Mayer B. Davidson, MD, associate director of clinical diabetes at the City of Hope National Medical Center and clinical professor of medicine at the University of California, Los Angeles School of Medicine, says disease state management efforts for diabetes often are hampered by third-party payers. For example, many third-party payers won’t reimburse for necessary aspects of diabetes care, such as blood glucose monitoring devices and dietary instruction.
"What needs to be done is to educate the patients about the basic skills to take care of themselves, and yet the payers don’t pay for that," he says. "It’s a disease where you can do a lot to prevent complications and high costs later down the road, but the system isn’t set up to take care of it."
With diabetes, the health care system is notoriously penny-wise and pound-foolish, notes Davidson.

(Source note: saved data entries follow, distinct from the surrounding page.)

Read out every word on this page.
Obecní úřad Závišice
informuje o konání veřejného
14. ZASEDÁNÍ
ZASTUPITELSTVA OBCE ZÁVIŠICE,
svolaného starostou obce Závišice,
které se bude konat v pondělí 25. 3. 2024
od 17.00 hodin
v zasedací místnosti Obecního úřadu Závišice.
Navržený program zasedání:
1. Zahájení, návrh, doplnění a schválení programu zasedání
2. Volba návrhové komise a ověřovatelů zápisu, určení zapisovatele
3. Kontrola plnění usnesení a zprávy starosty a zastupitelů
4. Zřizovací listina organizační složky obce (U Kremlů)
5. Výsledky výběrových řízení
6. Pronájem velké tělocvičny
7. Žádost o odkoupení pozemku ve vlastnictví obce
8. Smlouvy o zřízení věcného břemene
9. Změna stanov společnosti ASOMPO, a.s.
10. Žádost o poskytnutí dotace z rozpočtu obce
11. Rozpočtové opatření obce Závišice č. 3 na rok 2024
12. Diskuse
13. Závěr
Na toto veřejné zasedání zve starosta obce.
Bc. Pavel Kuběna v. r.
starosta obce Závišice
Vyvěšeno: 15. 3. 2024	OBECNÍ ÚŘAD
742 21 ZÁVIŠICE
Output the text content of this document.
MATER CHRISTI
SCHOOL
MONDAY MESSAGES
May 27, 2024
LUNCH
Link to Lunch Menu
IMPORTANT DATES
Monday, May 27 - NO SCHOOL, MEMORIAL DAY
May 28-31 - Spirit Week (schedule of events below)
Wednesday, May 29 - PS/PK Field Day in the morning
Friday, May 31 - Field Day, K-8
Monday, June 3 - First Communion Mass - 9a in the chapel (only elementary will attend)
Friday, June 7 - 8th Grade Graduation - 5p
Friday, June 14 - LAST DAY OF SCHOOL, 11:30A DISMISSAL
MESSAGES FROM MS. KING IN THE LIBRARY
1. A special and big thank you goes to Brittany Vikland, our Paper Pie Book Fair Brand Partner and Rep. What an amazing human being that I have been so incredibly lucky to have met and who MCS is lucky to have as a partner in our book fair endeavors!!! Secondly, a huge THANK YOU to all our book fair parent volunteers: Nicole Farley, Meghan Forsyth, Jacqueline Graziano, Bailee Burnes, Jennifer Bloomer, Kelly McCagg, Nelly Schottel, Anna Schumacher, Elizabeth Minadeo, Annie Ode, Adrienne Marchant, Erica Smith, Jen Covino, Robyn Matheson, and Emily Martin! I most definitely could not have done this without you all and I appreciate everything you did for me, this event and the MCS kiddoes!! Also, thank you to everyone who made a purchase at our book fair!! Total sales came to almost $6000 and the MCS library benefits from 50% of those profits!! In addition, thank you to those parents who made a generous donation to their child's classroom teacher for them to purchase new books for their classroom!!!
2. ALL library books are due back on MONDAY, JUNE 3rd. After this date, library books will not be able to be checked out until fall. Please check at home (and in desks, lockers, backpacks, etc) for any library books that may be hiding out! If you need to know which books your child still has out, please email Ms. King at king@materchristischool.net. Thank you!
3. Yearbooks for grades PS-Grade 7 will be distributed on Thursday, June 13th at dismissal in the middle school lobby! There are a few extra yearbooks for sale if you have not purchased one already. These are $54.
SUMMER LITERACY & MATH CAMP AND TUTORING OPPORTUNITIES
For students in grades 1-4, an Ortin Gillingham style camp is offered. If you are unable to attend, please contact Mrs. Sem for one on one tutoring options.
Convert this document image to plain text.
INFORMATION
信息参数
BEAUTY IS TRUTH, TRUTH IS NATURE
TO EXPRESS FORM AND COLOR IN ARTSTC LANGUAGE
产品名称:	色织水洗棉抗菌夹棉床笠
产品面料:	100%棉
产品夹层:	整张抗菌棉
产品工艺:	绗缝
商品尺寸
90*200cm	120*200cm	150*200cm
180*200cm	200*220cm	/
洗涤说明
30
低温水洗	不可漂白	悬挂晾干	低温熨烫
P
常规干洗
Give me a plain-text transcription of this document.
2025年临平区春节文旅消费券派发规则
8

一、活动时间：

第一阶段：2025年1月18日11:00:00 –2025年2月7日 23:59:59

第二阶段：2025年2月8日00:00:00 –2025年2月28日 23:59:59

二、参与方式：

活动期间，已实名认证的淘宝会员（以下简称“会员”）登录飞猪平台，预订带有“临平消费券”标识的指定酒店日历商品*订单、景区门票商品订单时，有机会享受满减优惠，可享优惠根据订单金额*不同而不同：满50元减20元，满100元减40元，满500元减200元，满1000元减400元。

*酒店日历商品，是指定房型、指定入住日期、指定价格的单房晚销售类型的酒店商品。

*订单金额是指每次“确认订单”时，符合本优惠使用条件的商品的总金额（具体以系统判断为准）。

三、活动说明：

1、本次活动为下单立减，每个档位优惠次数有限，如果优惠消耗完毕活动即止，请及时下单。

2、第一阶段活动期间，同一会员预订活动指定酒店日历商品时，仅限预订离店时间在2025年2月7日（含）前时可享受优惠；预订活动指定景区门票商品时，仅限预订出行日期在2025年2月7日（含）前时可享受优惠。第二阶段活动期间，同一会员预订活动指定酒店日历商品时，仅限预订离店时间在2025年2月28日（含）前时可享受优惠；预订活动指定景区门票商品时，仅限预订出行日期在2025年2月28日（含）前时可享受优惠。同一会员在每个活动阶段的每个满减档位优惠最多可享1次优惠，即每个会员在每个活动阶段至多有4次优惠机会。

For example, he says it costs about $45,000 a year to keep a diabetic patient on dialysis once he or she has developed kidney failure as a complication of the disease. Davidson says he developed a diabetes program run by nurses at Cedars Sinai Medical Center in Los Angeles that cost roughly $600 a year per patient to prevent such complications.2
Nurses provided education and monitored patients, making referrals to dietitians, ophthalmologists, and other specialists as needed. Also, patients had regular appointments for laboratory testing and other procedures. Davidson says the program avoided acute hospitalizations for diabetes in an estimated 244 patients over four years. In 1995, it was abolished because of funding cuts.
"Our hospitalization rate [for diabetics] was one-fourth the national average and one-fourth the average in Southern California," Davidson notes.
But Dick Robson, president and chief executive officer of American Corporate Health. in Exton, PA, says he is seeing more of a focus on prevention. In addition to other services, the company provides disease management programs to managed care organizations, which include behavioral interventions such as smoking cessation and stress reduction.
"Our clients are moving more toward the disease management arenas, because they’re more definable," he says. "It’s not a shotgun approach where you try to get everybody healthy. You’re able to pinpoint issues and begin the process of addressing the lifestyle components that lead to extended use of the medical care system. They consist of programs that are quite measurable and can be evaluated over time."
Robson says many companies are beginning to see the advantages of preventive care. "In today’s marketplace, especially from the vantage point of corporations that are looking to reduce their medical insurance costs, they see these programs not as a panacea, but as something that has defined program elements that they can plug in and unplug as needed," he says.
Hoffman agrees. She says that disease management should be a continuum of care. When patients are first diagnosed with a problem or disease, they should receive intensive education to understand what it means to them in their own lives.
"But then also as time goes on and your condition changes, you can plug back into that and it can help you coordinate services you need if you’re further limited," she says. "So many rehab programs only deal with a certain amount of time after you’re discharged from the hospital, and then you’re on your own. Disease management should be an ongoing process."
References
1. Hoffman C, Rice D, Sung HY. Persons with chronic conditions: Their prevalence and cost. JAMA 1996; 276:1,473-1,479.
2. Peters AL, Davidson MB, Ossorio RC. Management of patients with diabetes by nurses with support of subspecialists. HMO Practice 1995; 9:8-13.